V. Poutine renonce au statut de « garant »
Vahram ATANESSIAN
1in.am, Erevan le 2 avril 2026
Il faudra évidemment du temps avant de pouvoir tirer des conclusions concrètes sur les entretiens en face à face entre Poutine et Pachinian à Moscou, ainsi que sur les discussions menées avec la participation des délégations des deux pays. La présence, au sein de la délégation russe, du conseiller présidentiel Ouchakov, du vice-Premier ministre Overchuk, du ministre des Affaires étrangères Lavrov, des PDG de Rosatom et des Chemins de fer russes, Likhachev et Belozerov, ainsi que du directeur du Service fédéral de coopération militaro-technique, Chougaev, laisse penser que les discussions ont été denses et ont une plus grande portée que ce qu’ont déclaré publiquement Poutine et Pachinian.
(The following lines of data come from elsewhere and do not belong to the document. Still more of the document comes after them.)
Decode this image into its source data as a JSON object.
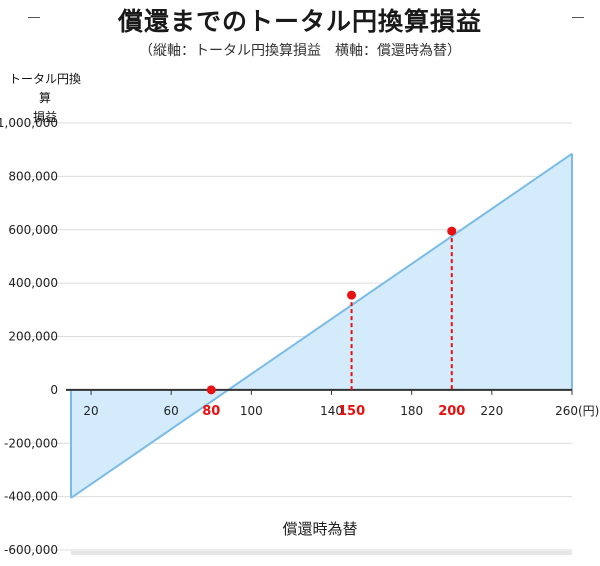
{
  "header": {
    "title": "償還までのトータル円換算損益",
    "subtitle": "（縦軸：トータル円換算損益　横軸：償還時為替）"
  },
  "chart_data": {
    "type": "area",
    "title": "償還までのトータル円換算損益",
    "ylabel_lines": [
      "トータル円換算",
      "損益"
    ],
    "xlabel": "償還時為替",
    "x_unit": "(円)",
    "series": [
      {
        "x": [
          10,
          260
        ],
        "y": [
          -405000,
          885000
        ]
      }
    ],
    "highlight_points": [
      {
        "x": 80,
        "y": 0,
        "label": "80"
      },
      {
        "x": 150,
        "y": 355000,
        "label": "150"
      },
      {
        "x": 200,
        "y": 595000,
        "label": "200"
      }
    ],
    "x_ticks": [
      "20",
      "60",
      "100",
      "140",
      "180",
      "220",
      "260"
    ],
    "x_tick_values": [
      20,
      60,
      100,
      140,
      180,
      220,
      260
    ],
    "y_ticks": [
      "1,000,000",
      "800,000",
      "600,000",
      "400,000",
      "200,000",
      "0",
      "-200,000",
      "-400,000",
      "-600,000"
    ],
    "y_tick_values": [
      1000000,
      800000,
      600000,
      400000,
      200000,
      0,
      -200000,
      -400000,
      -600000
    ],
    "xlim": [
      10,
      260
    ],
    "ylim": [
      -600000,
      1000000
    ],
    "grid": true,
    "colors": {
      "line": "#7bbbe6",
      "fill": "#d3ebfa",
      "highlight": "#e81010",
      "grid": "#dddddd",
      "axis": "#333333"
    }
  }
}
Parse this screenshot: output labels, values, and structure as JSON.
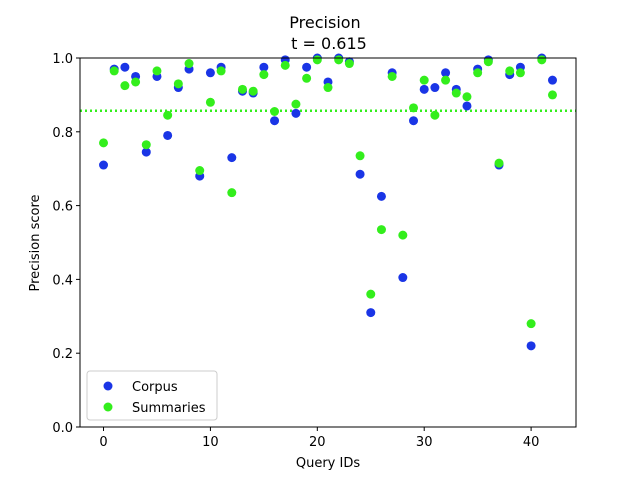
{
  "chart_data": {
    "type": "scatter",
    "title": "Precision",
    "subtitle": "t = 0.615",
    "xlabel": "Query IDs",
    "ylabel": "Precision score",
    "xlim": [
      -2.2,
      44.2
    ],
    "ylim": [
      0.0,
      1.0
    ],
    "xticks": [
      0,
      10,
      20,
      30,
      40
    ],
    "yticks": [
      0.0,
      0.2,
      0.4,
      0.6,
      0.8,
      1.0
    ],
    "xtick_labels": [
      "0",
      "10",
      "20",
      "30",
      "40"
    ],
    "ytick_labels": [
      "0.0",
      "0.2",
      "0.4",
      "0.6",
      "0.8",
      "1.0"
    ],
    "grid": false,
    "legend_position": "lower-left",
    "series": [
      {
        "name": "Corpus",
        "color": "#1a35e6",
        "x": [
          0,
          1,
          2,
          3,
          4,
          5,
          6,
          7,
          8,
          9,
          10,
          11,
          12,
          13,
          14,
          15,
          16,
          17,
          18,
          19,
          20,
          21,
          22,
          23,
          24,
          25,
          26,
          27,
          28,
          29,
          30,
          31,
          32,
          33,
          34,
          35,
          36,
          37,
          38,
          39,
          40,
          41,
          42
        ],
        "y": [
          0.71,
          0.97,
          0.975,
          0.95,
          0.745,
          0.95,
          0.79,
          0.92,
          0.97,
          0.68,
          0.96,
          0.975,
          0.73,
          0.91,
          0.905,
          0.975,
          0.83,
          0.995,
          0.85,
          0.975,
          1.0,
          0.935,
          1.0,
          0.99,
          0.685,
          0.31,
          0.625,
          0.96,
          0.405,
          0.83,
          0.915,
          0.92,
          0.96,
          0.915,
          0.87,
          0.97,
          0.995,
          0.71,
          0.955,
          0.975,
          0.22,
          1.0,
          0.94
        ]
      },
      {
        "name": "Summaries",
        "color": "#33ee1c",
        "x": [
          0,
          1,
          2,
          3,
          4,
          5,
          6,
          7,
          8,
          9,
          10,
          11,
          12,
          13,
          14,
          15,
          16,
          17,
          18,
          19,
          20,
          21,
          22,
          23,
          24,
          25,
          26,
          27,
          28,
          29,
          30,
          31,
          32,
          33,
          34,
          35,
          36,
          37,
          38,
          39,
          40,
          41,
          42
        ],
        "y": [
          0.77,
          0.965,
          0.925,
          0.935,
          0.765,
          0.965,
          0.845,
          0.93,
          0.985,
          0.695,
          0.88,
          0.965,
          0.635,
          0.915,
          0.91,
          0.955,
          0.855,
          0.98,
          0.875,
          0.945,
          0.995,
          0.92,
          0.995,
          0.985,
          0.735,
          0.36,
          0.535,
          0.95,
          0.52,
          0.865,
          0.94,
          0.845,
          0.94,
          0.905,
          0.895,
          0.96,
          0.99,
          0.715,
          0.965,
          0.96,
          0.28,
          0.995,
          0.9
        ]
      }
    ],
    "reference_lines": [
      {
        "axis": "y",
        "value": 0.857,
        "color": "#1a35e6",
        "style": "dotted"
      },
      {
        "axis": "y",
        "value": 0.857,
        "color": "#33ee1c",
        "style": "dotted"
      }
    ]
  }
}
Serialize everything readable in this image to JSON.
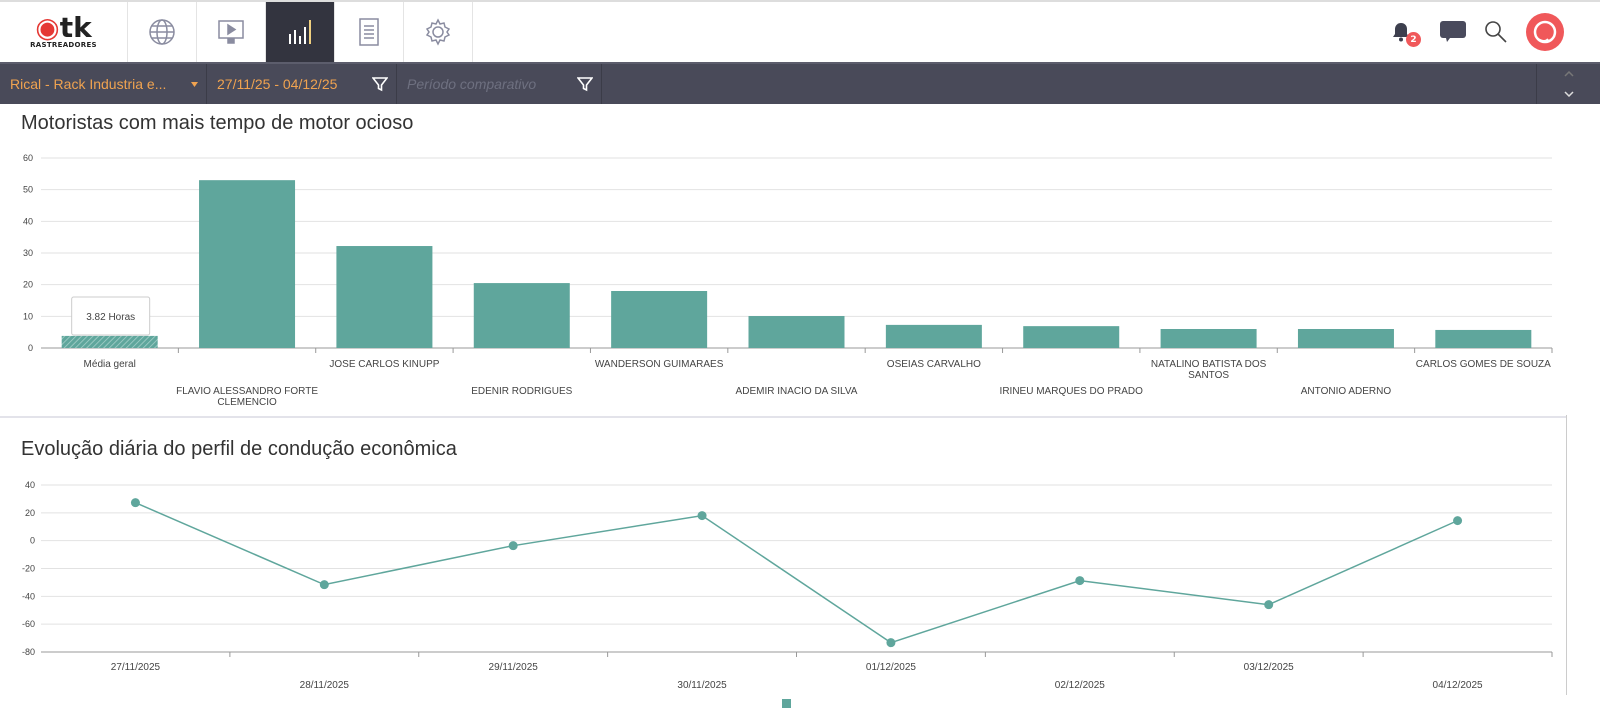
{
  "header": {
    "logo_text": "tk",
    "logo_sub": "RASTREADORES",
    "nav": [
      "globe-icon",
      "monitor-play-icon",
      "bar-chart-icon",
      "document-icon",
      "gear-icon"
    ],
    "notifications_count": "2"
  },
  "filters": {
    "company": "Rical - Rack Industria e...",
    "date_range": "27/11/25 - 04/12/25",
    "compare_placeholder": "Período comparativo"
  },
  "accent": "#5fa69c",
  "chart_data": [
    {
      "type": "bar",
      "title": "Motoristas com mais tempo de motor ocioso",
      "ylim": [
        0,
        60
      ],
      "yticks": [
        0,
        10,
        20,
        30,
        40,
        50,
        60
      ],
      "categories": [
        "Média geral",
        "FLAVIO ALESSANDRO FORTE CLEMENCIO",
        "JOSE CARLOS KINUPP",
        "EDENIR RODRIGUES",
        "WANDERSON GUIMARAES",
        "ADEMIR INACIO DA SILVA",
        "OSEIAS CARVALHO",
        "IRINEU MARQUES DO PRADO",
        "NATALINO BATISTA DOS SANTOS",
        "ANTONIO ADERNO",
        "CARLOS GOMES DE SOUZA"
      ],
      "values": [
        3.82,
        53.0,
        32.2,
        20.5,
        18.0,
        10.1,
        7.3,
        6.9,
        6.0,
        6.0,
        5.7
      ],
      "tooltip": "3.82 Horas"
    },
    {
      "type": "line",
      "title": "Evolução diária do perfil de condução econômica",
      "ylim": [
        -80,
        40
      ],
      "yticks": [
        40,
        20,
        0,
        -20,
        -40,
        -60,
        -80
      ],
      "x": [
        "27/11/2025",
        "28/11/2025",
        "29/11/2025",
        "30/11/2025",
        "01/12/2025",
        "02/12/2025",
        "03/12/2025",
        "04/12/2025"
      ],
      "values": [
        27.3,
        -31.6,
        -3.6,
        18.0,
        -73.3,
        -28.7,
        -46.0,
        14.4
      ]
    }
  ]
}
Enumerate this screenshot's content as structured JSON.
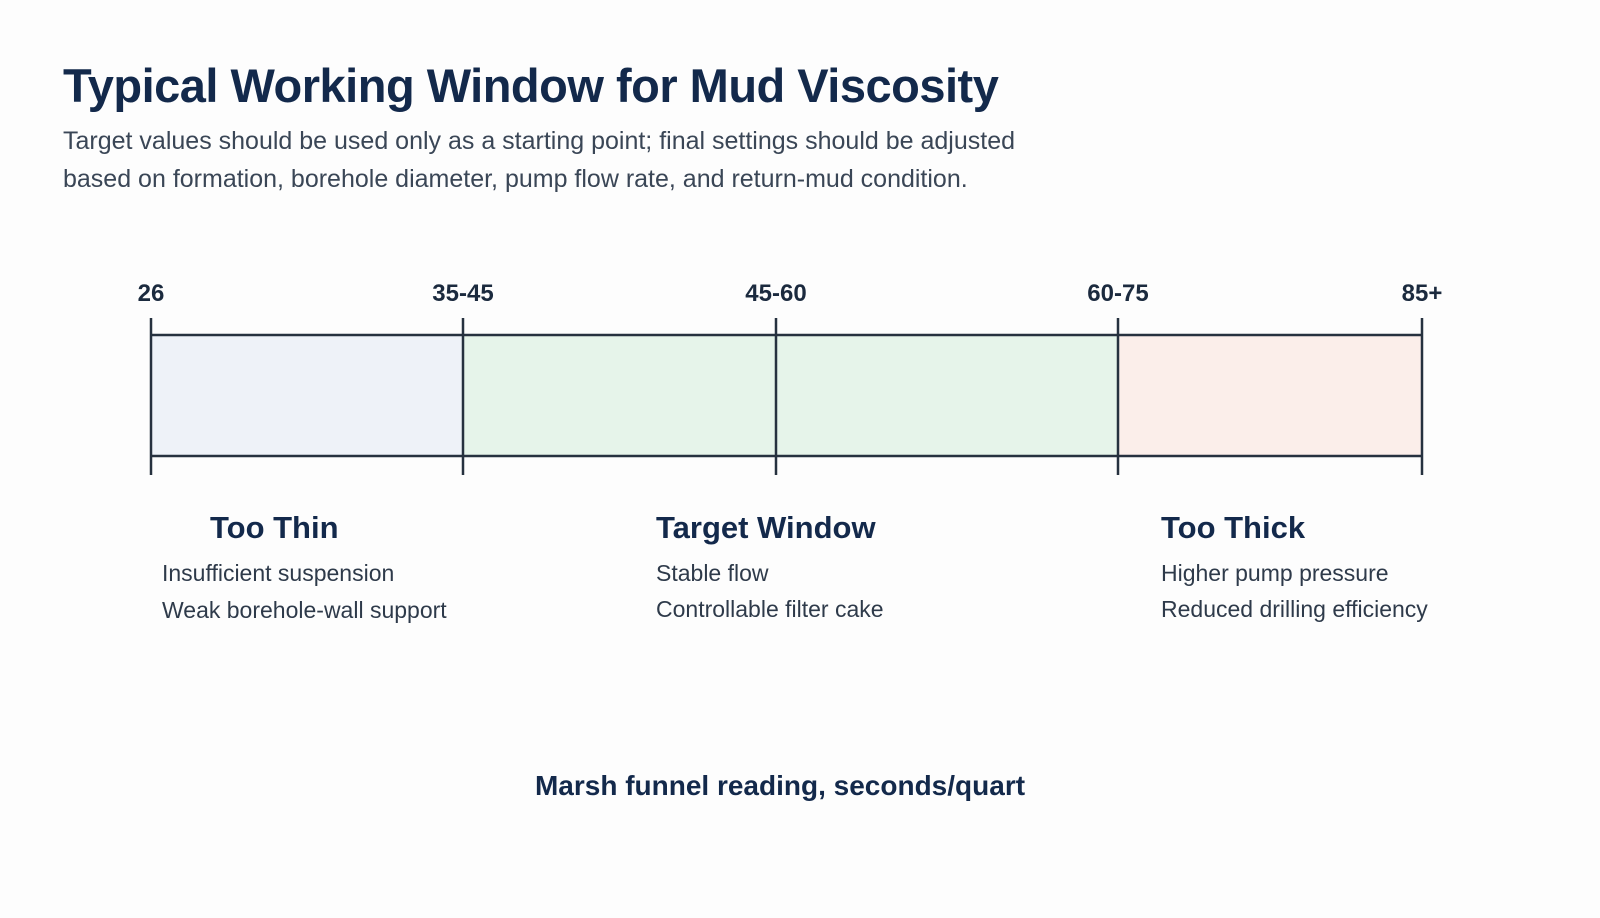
{
  "title": "Typical Working Window for Mud Viscosity",
  "subtitle": [
    "Target values should be used only as a starting point; final settings should be adjusted",
    "based on formation, borehole diameter, pump flow rate, and return-mud condition."
  ],
  "scale": {
    "tick_labels": [
      "26",
      "35-45",
      "45-60",
      "60-75",
      "85+"
    ],
    "colors": {
      "too_thin": "#eef2f8",
      "target": "#e6f4ea",
      "too_thick": "#fbeeea",
      "line": "#26313f"
    }
  },
  "zones": {
    "too_thin": {
      "heading": "Too Thin",
      "notes": [
        "Insufficient suspension",
        "Weak borehole-wall support"
      ]
    },
    "target": {
      "heading": "Target Window",
      "notes": [
        "Stable flow",
        "Controllable filter cake"
      ]
    },
    "too_thick": {
      "heading": "Too Thick",
      "notes": [
        "Higher pump pressure",
        "Reduced drilling efficiency"
      ]
    }
  },
  "axis_caption": "Marsh funnel reading, seconds/quart"
}
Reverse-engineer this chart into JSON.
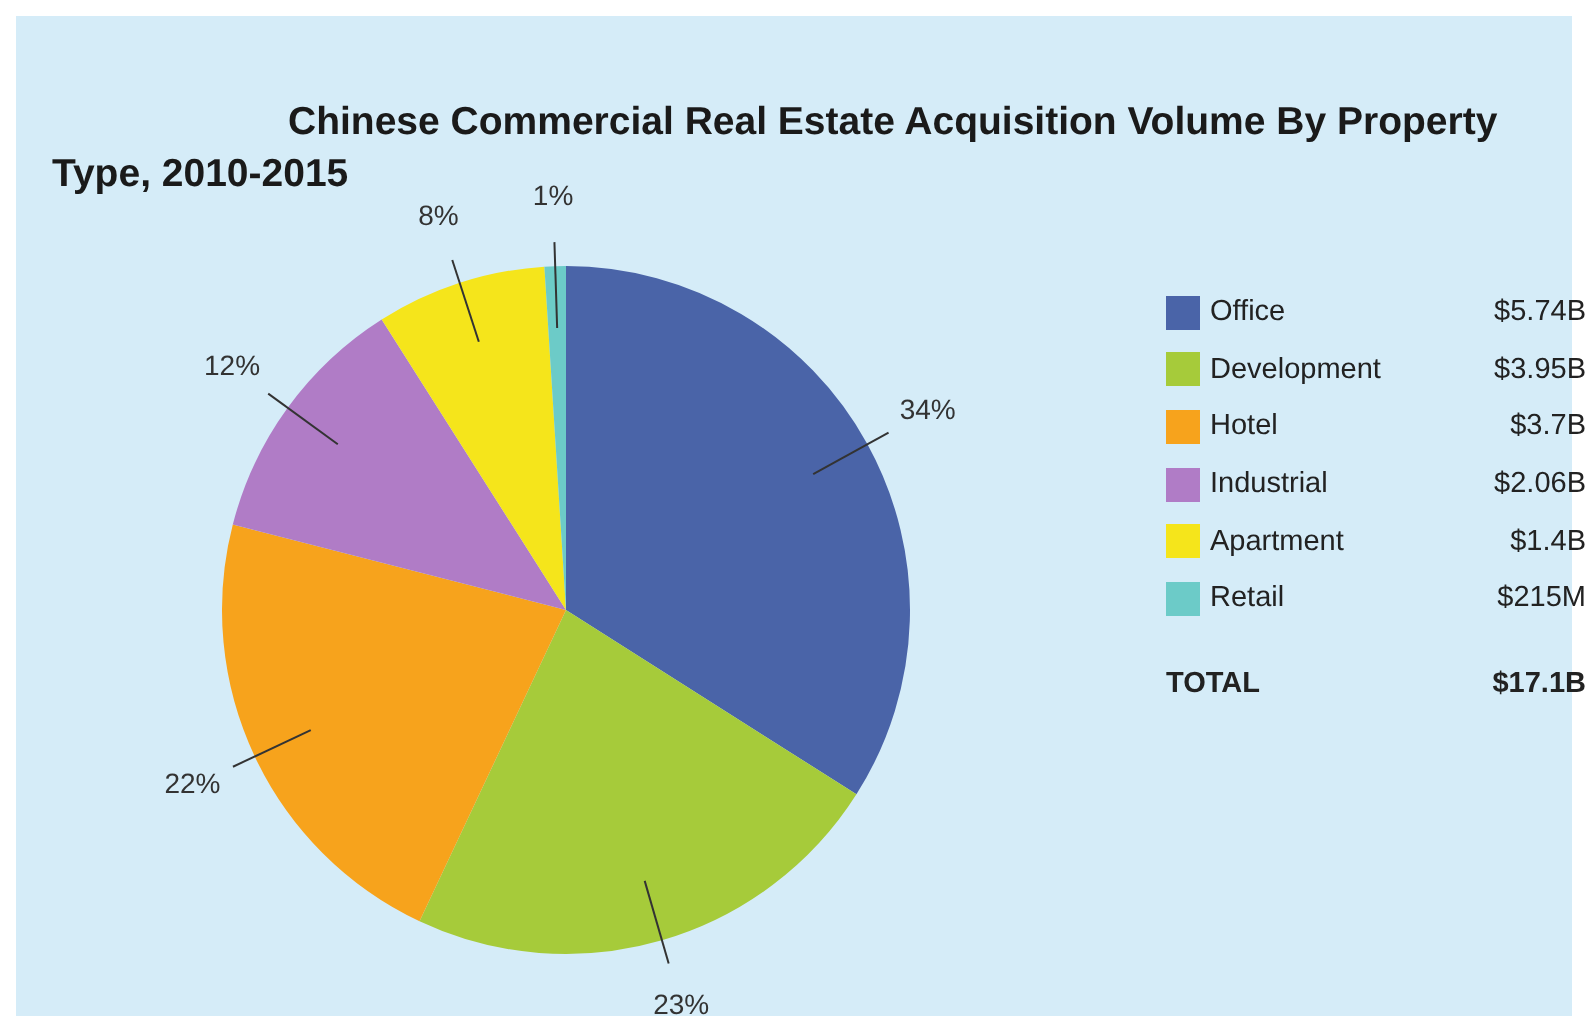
{
  "chart_data": {
    "type": "pie",
    "title": "Chinese Commercial Real Estate Acquisition Volume By Property Type, 2010-2015",
    "categories": [
      "Office",
      "Development",
      "Hotel",
      "Industrial",
      "Apartment",
      "Retail"
    ],
    "values": [
      34,
      23,
      22,
      12,
      8,
      1
    ],
    "colors": [
      "#4a64a8",
      "#a6cb3a",
      "#f7a31c",
      "#b07cc6",
      "#f5e51b",
      "#6ccbc8"
    ],
    "value_labels": [
      "34%",
      "23%",
      "22%",
      "12%",
      "8%",
      "1%"
    ],
    "annotations": [
      "$5.74B",
      "$3.95B",
      "$3.7B",
      "$2.06B",
      "$1.4B",
      "$215M",
      "TOTAL",
      "$17.1B"
    ],
    "legend": "right"
  }
}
Cependant, la remarque du président russe Vladimir Poutine concernant l’instauration de la paix entre l’Arménie et l’Azerbaïdjan est extrêmement importante, selon lui, les parties « devraient rechercher d’autres moyens de renforcer leurs relations afin de mettre fin au conflit ». Comme on le sait, jusqu’à récemment, Moscou insistait officiellement sur le fait que le règlement arméno-azerbaïdjanais «reposait toujours sur des déclarations trilatérales », faisant référence au cessez-le-feu et à deux autres déclarations adoptées ultérieurement dans le cadre du format Poutine-Pachinian-Aliev.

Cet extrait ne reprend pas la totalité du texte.